High-throughput sequencing is becoming the standard tool for investigating protein-DNA interactions or epigenetic modifications. However, the data generated will always contain noise due to e.g. repetitive regions or non-specific antibody interactions. The noise will appear in the form of a background distribution of reads that must be taken into account in the downstream analysis, for example when detecting enriched regions (peak-calling). Several reported peak-callers can take experimental measurements of background tag distribution into account when analysing a data set. Unfortunately, the background is only used to adjust peak calling and not as a pre-processing step that aims at discerning the signal from the background noise.
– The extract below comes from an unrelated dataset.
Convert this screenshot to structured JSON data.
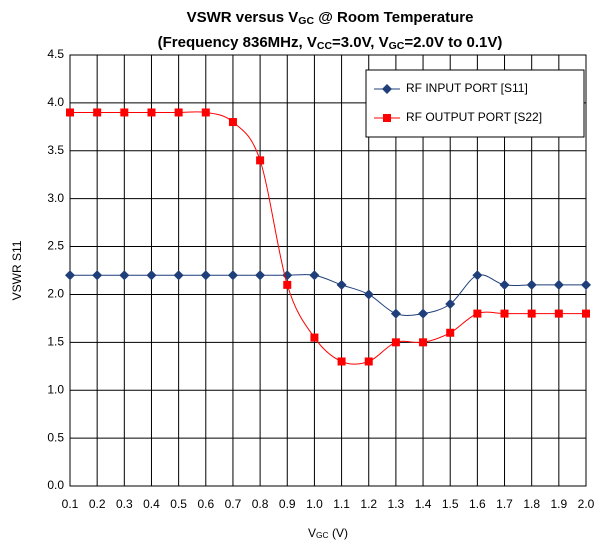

A normalization procedure that extracts the signal of interest would be of universal use when investigating genomic patterns.

Results

We formulated such a normalization method based on linear regression and made a proof-of-concept implementation in R and C++. It was tested on simulated as well as on publicly available ChIP-seq data on binding sites for two transcription factors, MAX and FOXA1 and two control samples, Input and IgG. We applied three different peak-callers to (i) raw (un-normalized) data using statistical background models and (ii) raw data with control samples as background and (iii) normalized data without additional control samples as background. The fraction of called regions containing the expected transcription factor binding motif was largest for the normalized data and evaluation with qPCR data for FOXA1 suggested higher sensitivity and specificity using normalized data over raw data with experimental background.

Conclusions

The proposed method can handle several control samples allowing for correction of multiple sources of bias simultaneously. Our evaluation on both synthetic and experimental data suggests that the method is successful in removing background noise.